I knew she broke it when I kept insisting, in a voice that started to sound less and less like my own, that I was fine. I’m fine, I’m fine, I said as we drove back up the hill, I’m fine, I’m fine as I gathered up my bag of treats, I’m fine, I’m fine, until in the sanctuary of the driver’s seat of my car I could let my heart beat unreasonably fast and let my tears fall in quick succession.
A couple of hours later, I have my pinky toe taped to its nearest neighbor, my foot in a black orthotic shoe, and instructions to rest it, which I do not want to do. Immediately, I look for loopholes. I test the edges of the pain - is it really, I say, that bad? It is worth it, the slowing down that it will cost me?
A horse stepped on my foot while I turned her back into her pasture. It’s a collision of the kind that happens so fast and is so obviously accidental - our two feet tangled up where they shouldn't, in just that one way, and there is a crack in the bone of my toe. The bruise is almost hoof-shaped, its edges now turning the colors of the fall leaves I miss so much in my parent’s backyard.
When I say it out loud I think, oh, that’s an injury. If you were to tell me this happened to you my first question would be how are you caring for it, how are you slowing down, how are you making space for your body? When it happens to me I say, how far can I push myself until I have to admit to pain? How much can I handle? How soon can I ride again?

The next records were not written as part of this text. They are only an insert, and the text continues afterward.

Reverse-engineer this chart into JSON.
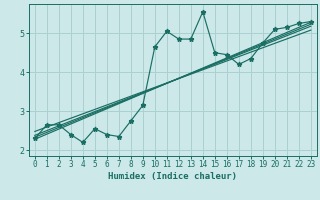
{
  "xlabel": "Humidex (Indice chaleur)",
  "ylabel": "",
  "background_color": "#cce8e8",
  "grid_color": "#aad0d0",
  "line_color": "#1a6e64",
  "xlim": [
    -0.5,
    23.5
  ],
  "ylim": [
    1.85,
    5.75
  ],
  "xticks": [
    0,
    1,
    2,
    3,
    4,
    5,
    6,
    7,
    8,
    9,
    10,
    11,
    12,
    13,
    14,
    15,
    16,
    17,
    18,
    19,
    20,
    21,
    22,
    23
  ],
  "yticks": [
    2,
    3,
    4,
    5
  ],
  "scatter_x": [
    0,
    1,
    2,
    3,
    4,
    5,
    6,
    7,
    8,
    9,
    10,
    11,
    12,
    13,
    14,
    15,
    16,
    17,
    18,
    19,
    20,
    21,
    22,
    23
  ],
  "scatter_y": [
    2.3,
    2.65,
    2.65,
    2.4,
    2.2,
    2.55,
    2.4,
    2.35,
    2.75,
    3.15,
    4.65,
    5.05,
    4.85,
    4.85,
    5.55,
    4.5,
    4.45,
    4.2,
    4.35,
    4.75,
    5.1,
    5.15,
    5.25,
    5.3
  ],
  "reg_lines": [
    {
      "x": [
        0,
        23
      ],
      "y": [
        2.28,
        5.28
      ]
    },
    {
      "x": [
        0,
        23
      ],
      "y": [
        2.38,
        5.18
      ]
    },
    {
      "x": [
        0,
        23
      ],
      "y": [
        2.48,
        5.08
      ]
    },
    {
      "x": [
        0,
        23
      ],
      "y": [
        2.33,
        5.23
      ]
    }
  ],
  "tick_fontsize": 5.5,
  "xlabel_fontsize": 6.5
}
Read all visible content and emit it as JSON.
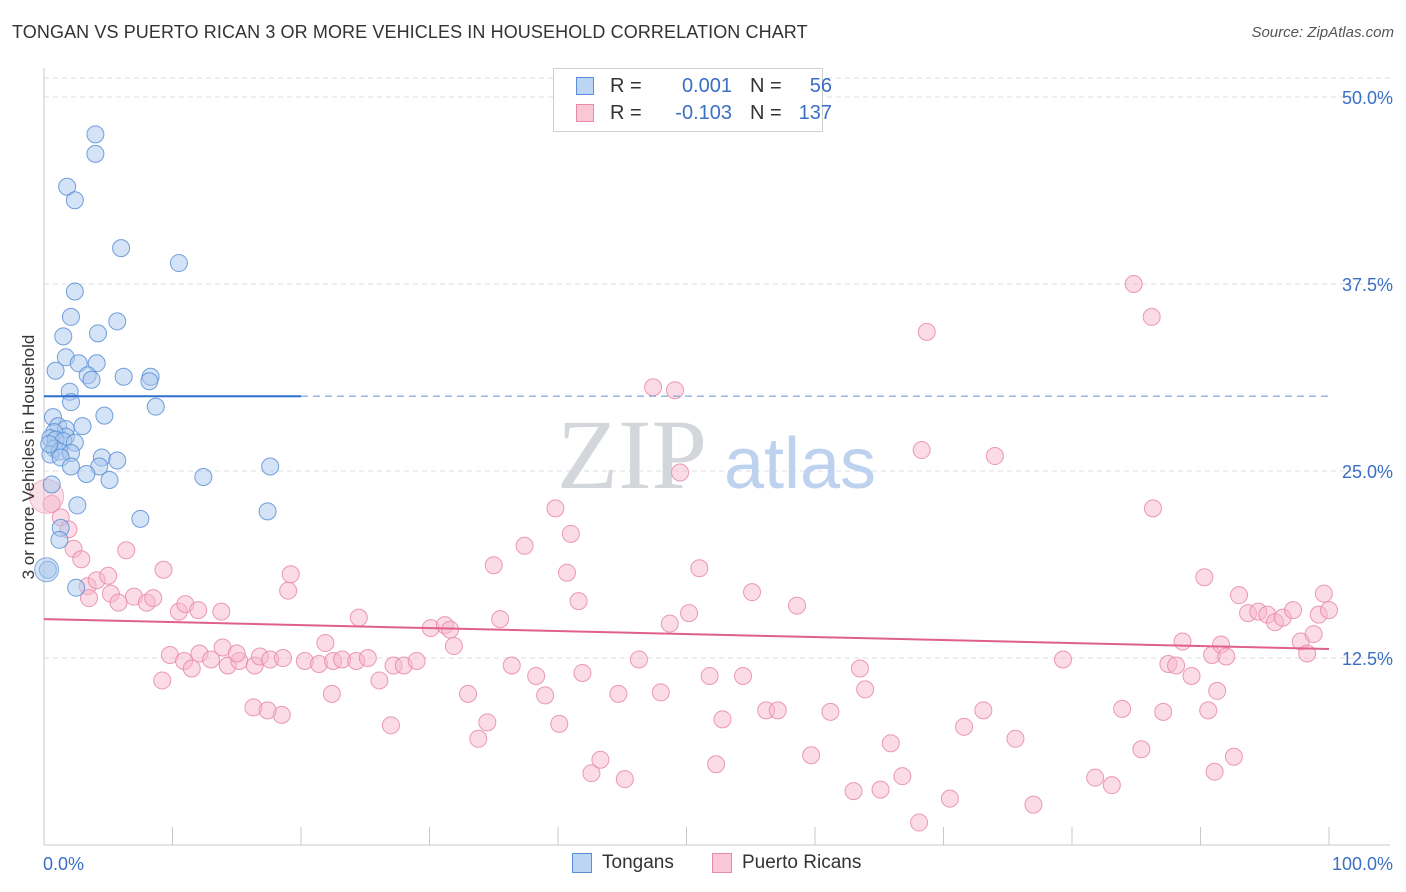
{
  "title": "TONGAN VS PUERTO RICAN 3 OR MORE VEHICLES IN HOUSEHOLD CORRELATION CHART",
  "source": "Source: ZipAtlas.com",
  "watermark": {
    "zip": "ZIP",
    "atlas": "atlas"
  },
  "colors": {
    "tongan_fill": "#a9c8ee",
    "tongan_stroke": "#5a8fd6",
    "tongan_line": "#2e6fd0",
    "pr_fill": "#f7b8cb",
    "pr_stroke": "#e88aa8",
    "pr_line": "#e0608d",
    "axis_text": "#3a6fc4",
    "grid": "#d8dde6"
  },
  "legend": {
    "rows": [
      {
        "r_label": "R =",
        "r_value": "0.001",
        "n_label": "N =",
        "n_value": "56"
      },
      {
        "r_label": "R =",
        "r_value": "-0.103",
        "n_label": "N =",
        "n_value": "137"
      }
    ]
  },
  "bottom_legend": {
    "tongans": "Tongans",
    "puerto_ricans": "Puerto Ricans"
  },
  "chart_data": {
    "type": "scatter",
    "title": "TONGAN VS PUERTO RICAN 3 OR MORE VEHICLES IN HOUSEHOLD CORRELATION CHART",
    "xlabel": "",
    "ylabel": "3 or more Vehicles in Household",
    "xlim": [
      0,
      100
    ],
    "ylim": [
      0,
      50
    ],
    "x_tick_labels": [
      "0.0%",
      "100.0%"
    ],
    "y_ticks": [
      12.5,
      25.0,
      37.5,
      50.0
    ],
    "y_tick_labels": [
      "12.5%",
      "25.0%",
      "37.5%",
      "50.0%"
    ],
    "grid": true,
    "series": [
      {
        "name": "Tongans",
        "R": 0.001,
        "N": 56,
        "trend": {
          "x": [
            0,
            20
          ],
          "y": [
            30.0,
            30.0
          ],
          "dashed_extension_to": 100
        },
        "points": [
          [
            4.0,
            46.2
          ],
          [
            4.0,
            47.5
          ],
          [
            1.8,
            44.0
          ],
          [
            2.4,
            43.1
          ],
          [
            6.0,
            39.9
          ],
          [
            10.5,
            38.9
          ],
          [
            2.4,
            37.0
          ],
          [
            2.1,
            35.3
          ],
          [
            5.7,
            35.0
          ],
          [
            1.5,
            34.0
          ],
          [
            4.2,
            34.2
          ],
          [
            1.7,
            32.6
          ],
          [
            0.9,
            31.7
          ],
          [
            2.7,
            32.2
          ],
          [
            4.1,
            32.2
          ],
          [
            3.4,
            31.4
          ],
          [
            3.7,
            31.1
          ],
          [
            6.2,
            31.3
          ],
          [
            8.3,
            31.3
          ],
          [
            8.2,
            31.0
          ],
          [
            2.0,
            30.3
          ],
          [
            2.1,
            29.6
          ],
          [
            8.7,
            29.3
          ],
          [
            4.7,
            28.7
          ],
          [
            0.7,
            28.6
          ],
          [
            1.1,
            28.0
          ],
          [
            1.7,
            27.8
          ],
          [
            1.7,
            27.3
          ],
          [
            0.8,
            27.6
          ],
          [
            0.5,
            27.2
          ],
          [
            0.9,
            27.1
          ],
          [
            1.5,
            27.0
          ],
          [
            0.8,
            26.5
          ],
          [
            2.4,
            26.9
          ],
          [
            0.5,
            26.1
          ],
          [
            1.2,
            26.3
          ],
          [
            2.1,
            26.2
          ],
          [
            1.3,
            25.9
          ],
          [
            4.5,
            25.9
          ],
          [
            5.7,
            25.7
          ],
          [
            2.1,
            25.3
          ],
          [
            4.3,
            25.3
          ],
          [
            3.3,
            24.8
          ],
          [
            12.4,
            24.6
          ],
          [
            17.6,
            25.3
          ],
          [
            5.1,
            24.4
          ],
          [
            0.6,
            24.1
          ],
          [
            2.6,
            22.7
          ],
          [
            17.4,
            22.3
          ],
          [
            7.5,
            21.8
          ],
          [
            1.3,
            21.2
          ],
          [
            1.2,
            20.4
          ],
          [
            0.3,
            18.4
          ],
          [
            2.5,
            17.2
          ],
          [
            0.4,
            26.8
          ],
          [
            3.0,
            28.0
          ]
        ]
      },
      {
        "name": "Puerto Ricans",
        "R": -0.103,
        "N": 137,
        "trend": {
          "x": [
            0,
            100
          ],
          "y": [
            15.1,
            13.1
          ]
        },
        "points": [
          [
            0.6,
            22.8
          ],
          [
            1.3,
            21.9
          ],
          [
            1.9,
            21.1
          ],
          [
            2.3,
            19.8
          ],
          [
            2.9,
            19.1
          ],
          [
            3.4,
            17.3
          ],
          [
            4.1,
            17.7
          ],
          [
            5.2,
            16.8
          ],
          [
            5.8,
            16.2
          ],
          [
            6.4,
            19.7
          ],
          [
            7.0,
            16.6
          ],
          [
            8.0,
            16.2
          ],
          [
            8.5,
            16.5
          ],
          [
            9.3,
            18.4
          ],
          [
            10.5,
            15.6
          ],
          [
            11.0,
            16.1
          ],
          [
            12.0,
            15.7
          ],
          [
            13.8,
            15.6
          ],
          [
            3.5,
            16.5
          ],
          [
            5.0,
            18.0
          ],
          [
            9.8,
            12.7
          ],
          [
            10.9,
            12.3
          ],
          [
            12.1,
            12.8
          ],
          [
            13.0,
            12.4
          ],
          [
            13.9,
            13.2
          ],
          [
            14.3,
            12.0
          ],
          [
            15.2,
            12.3
          ],
          [
            16.4,
            12.0
          ],
          [
            16.8,
            12.6
          ],
          [
            17.6,
            12.4
          ],
          [
            18.6,
            12.5
          ],
          [
            19.0,
            17.0
          ],
          [
            19.2,
            18.1
          ],
          [
            20.3,
            12.3
          ],
          [
            21.4,
            12.1
          ],
          [
            21.9,
            13.5
          ],
          [
            22.5,
            12.3
          ],
          [
            23.2,
            12.4
          ],
          [
            24.3,
            12.3
          ],
          [
            25.2,
            12.5
          ],
          [
            26.1,
            11.0
          ],
          [
            27.2,
            12.0
          ],
          [
            28.0,
            12.0
          ],
          [
            29.0,
            12.3
          ],
          [
            30.1,
            14.5
          ],
          [
            31.2,
            14.7
          ],
          [
            31.6,
            14.4
          ],
          [
            31.9,
            13.3
          ],
          [
            33.0,
            10.1
          ],
          [
            33.8,
            7.1
          ],
          [
            34.5,
            8.2
          ],
          [
            35.0,
            18.7
          ],
          [
            35.5,
            15.1
          ],
          [
            36.4,
            12.0
          ],
          [
            37.4,
            20.0
          ],
          [
            38.3,
            11.3
          ],
          [
            39.0,
            10.0
          ],
          [
            39.8,
            22.5
          ],
          [
            40.1,
            8.1
          ],
          [
            40.7,
            18.2
          ],
          [
            41.0,
            20.8
          ],
          [
            41.6,
            16.3
          ],
          [
            41.9,
            11.5
          ],
          [
            42.6,
            4.8
          ],
          [
            43.3,
            5.7
          ],
          [
            44.7,
            10.1
          ],
          [
            45.2,
            4.4
          ],
          [
            46.3,
            12.4
          ],
          [
            47.4,
            30.6
          ],
          [
            48.0,
            10.2
          ],
          [
            48.7,
            14.8
          ],
          [
            49.1,
            30.4
          ],
          [
            49.5,
            24.9
          ],
          [
            50.2,
            15.5
          ],
          [
            51.0,
            18.5
          ],
          [
            51.8,
            11.3
          ],
          [
            52.3,
            5.4
          ],
          [
            54.4,
            11.3
          ],
          [
            56.2,
            9.0
          ],
          [
            57.1,
            9.0
          ],
          [
            59.7,
            6.0
          ],
          [
            61.2,
            8.9
          ],
          [
            63.0,
            3.6
          ],
          [
            63.9,
            10.4
          ],
          [
            65.1,
            3.7
          ],
          [
            65.9,
            6.8
          ],
          [
            66.8,
            4.6
          ],
          [
            68.1,
            1.5
          ],
          [
            68.7,
            34.3
          ],
          [
            70.5,
            3.1
          ],
          [
            71.6,
            7.9
          ],
          [
            73.1,
            9.0
          ],
          [
            75.6,
            7.1
          ],
          [
            77.0,
            2.7
          ],
          [
            79.3,
            12.4
          ],
          [
            81.8,
            4.5
          ],
          [
            83.1,
            4.0
          ],
          [
            85.4,
            6.4
          ],
          [
            86.2,
            35.3
          ],
          [
            86.3,
            22.5
          ],
          [
            87.1,
            8.9
          ],
          [
            87.5,
            12.1
          ],
          [
            88.1,
            12.0
          ],
          [
            88.6,
            13.6
          ],
          [
            89.3,
            11.3
          ],
          [
            90.3,
            17.9
          ],
          [
            90.9,
            12.7
          ],
          [
            91.6,
            13.4
          ],
          [
            92.0,
            12.6
          ],
          [
            93.0,
            16.7
          ],
          [
            93.7,
            15.5
          ],
          [
            94.5,
            15.6
          ],
          [
            95.2,
            15.4
          ],
          [
            95.8,
            14.9
          ],
          [
            96.4,
            15.2
          ],
          [
            97.2,
            15.7
          ],
          [
            97.8,
            13.6
          ],
          [
            98.3,
            12.8
          ],
          [
            98.8,
            14.1
          ],
          [
            99.2,
            15.4
          ],
          [
            99.6,
            16.8
          ],
          [
            100.0,
            15.7
          ],
          [
            84.8,
            37.5
          ],
          [
            74.0,
            26.0
          ],
          [
            68.3,
            26.4
          ],
          [
            92.6,
            5.9
          ],
          [
            91.1,
            4.9
          ],
          [
            90.6,
            9.0
          ],
          [
            83.9,
            9.1
          ],
          [
            91.3,
            10.3
          ],
          [
            63.5,
            11.8
          ],
          [
            58.6,
            16.0
          ],
          [
            55.1,
            16.9
          ],
          [
            52.8,
            8.4
          ],
          [
            24.5,
            15.2
          ],
          [
            27.0,
            8.0
          ],
          [
            22.4,
            10.1
          ],
          [
            18.5,
            8.7
          ],
          [
            16.3,
            9.2
          ],
          [
            17.4,
            9.0
          ],
          [
            15.0,
            12.8
          ],
          [
            11.5,
            11.8
          ],
          [
            9.2,
            11.0
          ]
        ]
      }
    ]
  }
}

I treat my body like an expendable commodity - this one member’s pain only worth a passing glance, the tiredness of my limbs worth at most an occasional admittance and if that, only to my husband, only to the one person who knows how my face shifts from courage to honesty. I do not think my body’s signals are nearly as important as the world in which we - my body and I - live. How dare you make demands, I tell her, be quiet I tell her. I remind that we are built of something stronger than bones - we are built of determination. I coach her right up to the edge and tell her she’s earned rest when she can’t do the next thing. Not before.
The best worst part of writing this down is knowing how unoriginal I am. Me, the woman of a well-placed metaphor, is telling you a story that I imagine you already know. It’s been woven into us, hasn’t it? We know it better than we know the other path, the road less (barely) traveled, of luxurious and unnecessary rest, of waiting longer than you technically need to, of having no reason at all to lie down or sleep late.
Ironically, all week before the horse stepped on me I’d been thinking about how our riding is our way of living. How we go with the horse is how we go with ourselves. There are, after all, two animals in this sport, two members of the team, two athletes joined in work. I was audacious enough to tell a friend that part of her riding had to be kindness to her own body, the very same kindness she gave the horse. There are two animals here. They need the same things. That soft animal of your body, Mary Oliver, the best line of a poem I know.
When we ride as if we are expendable, when we act as if our bodies should be made to do what is in our head, however unreasonable or outside our abilities, we do not go as well. Perhaps, in the end, we do not go as full of love. And perhaps it is going with love that makes the difference.
Let that soft animal rest, Mary Oliver says, let it love. Let it bear witness to what is, let it be present to what is not yet. There is sanctuary in slowness, refuge in rest.
I am letting this animal rest. I am showering her with the same love I shower the horses with, even when they are not working, even when all we do is stand together in the field and breathe the air and let our bodies be.
Let us live the way we ride, ride the way we live, let us go this way. Let us go with love.